I got asked this question in an interview. And I knew this question beforehands, and that it had to deal with hashtables, but never got to dig into it since I thought nobody would asked me that for a simple internship.

I didn't know how to answer, in my mind I just had a simple php script that would have looked like this:

$arr = array(-5, 5, 3, 1, 7, 8);
$target = 8;

for($i = 0; $i < sizeof($arr) - 1; $i++)
{
    for($j = $i + 1; $j < sizeof($arr); $j++)
    {
    if($arr[$i] + $arr[$j] == $target)
        echo "pair found: ${arr[i]}, ${arr[j]}";
    }    
}

But it's pretty slow, it's mathematically correct, but it's more of a CS-oriented question. How to implement that quickly for machines? The answer is hash tables. Which are implemented as arrays in PHP (well, arrays are like super hash tables) and as dictionaries in Python.

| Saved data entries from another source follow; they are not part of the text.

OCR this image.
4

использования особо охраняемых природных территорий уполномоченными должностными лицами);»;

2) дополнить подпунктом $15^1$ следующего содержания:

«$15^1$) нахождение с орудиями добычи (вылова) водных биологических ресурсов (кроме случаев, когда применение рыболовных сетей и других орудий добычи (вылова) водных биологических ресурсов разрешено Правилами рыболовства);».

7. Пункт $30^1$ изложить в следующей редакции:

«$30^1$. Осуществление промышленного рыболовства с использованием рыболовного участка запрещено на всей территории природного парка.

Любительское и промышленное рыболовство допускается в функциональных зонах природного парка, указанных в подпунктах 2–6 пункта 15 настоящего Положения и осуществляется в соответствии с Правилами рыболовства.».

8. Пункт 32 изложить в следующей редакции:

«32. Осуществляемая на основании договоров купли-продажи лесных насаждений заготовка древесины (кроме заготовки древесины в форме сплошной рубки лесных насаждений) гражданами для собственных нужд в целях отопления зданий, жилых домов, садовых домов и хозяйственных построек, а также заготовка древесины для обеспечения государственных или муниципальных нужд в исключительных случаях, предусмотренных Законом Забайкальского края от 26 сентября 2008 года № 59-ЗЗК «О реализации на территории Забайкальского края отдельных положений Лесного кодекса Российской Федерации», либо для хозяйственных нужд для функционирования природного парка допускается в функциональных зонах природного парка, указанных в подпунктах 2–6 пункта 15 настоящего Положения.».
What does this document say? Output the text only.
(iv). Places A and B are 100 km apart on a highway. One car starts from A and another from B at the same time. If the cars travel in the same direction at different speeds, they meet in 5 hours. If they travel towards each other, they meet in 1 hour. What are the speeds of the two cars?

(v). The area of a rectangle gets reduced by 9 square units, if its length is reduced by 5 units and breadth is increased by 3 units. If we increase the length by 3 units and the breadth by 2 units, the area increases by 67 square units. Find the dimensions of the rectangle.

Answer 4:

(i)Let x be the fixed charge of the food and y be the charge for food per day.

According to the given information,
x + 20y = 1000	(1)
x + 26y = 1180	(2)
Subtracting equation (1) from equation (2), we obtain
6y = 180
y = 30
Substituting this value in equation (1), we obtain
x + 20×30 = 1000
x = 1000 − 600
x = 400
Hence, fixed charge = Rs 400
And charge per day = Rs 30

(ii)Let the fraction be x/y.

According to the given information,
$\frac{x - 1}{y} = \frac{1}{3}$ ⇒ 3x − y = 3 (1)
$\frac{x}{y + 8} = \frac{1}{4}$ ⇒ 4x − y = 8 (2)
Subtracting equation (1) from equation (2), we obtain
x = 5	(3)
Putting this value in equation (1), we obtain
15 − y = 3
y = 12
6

I came up with this simple example in python:

arr = (-5, 5, 3, 1, 7, 8)
target = 8

dic = {}

for i, item in enumerate(arr):
    dic[item] = i

    if dic.has_key(target - item) and dic[target - item] != i:
        print item, (target - item)
  1. iterate the list
  2. assign the hash of the value to the index of the value in the array
  3. to avoid finding a pair twice, we do this in the same for loop:
    we do the difference of the target sum and the number we're on, we hash it, if we find that in the hash table that's good!
  4. but it could also be the number itself, so we check for its index, and it has to be different than its own index.

VoilĂ ! We avoid the n-1! additions and comparisons of the first idea with hash tables (I actually have no idea how fast they are but since most things use hash tables in IT, I guess that it is pretty fast).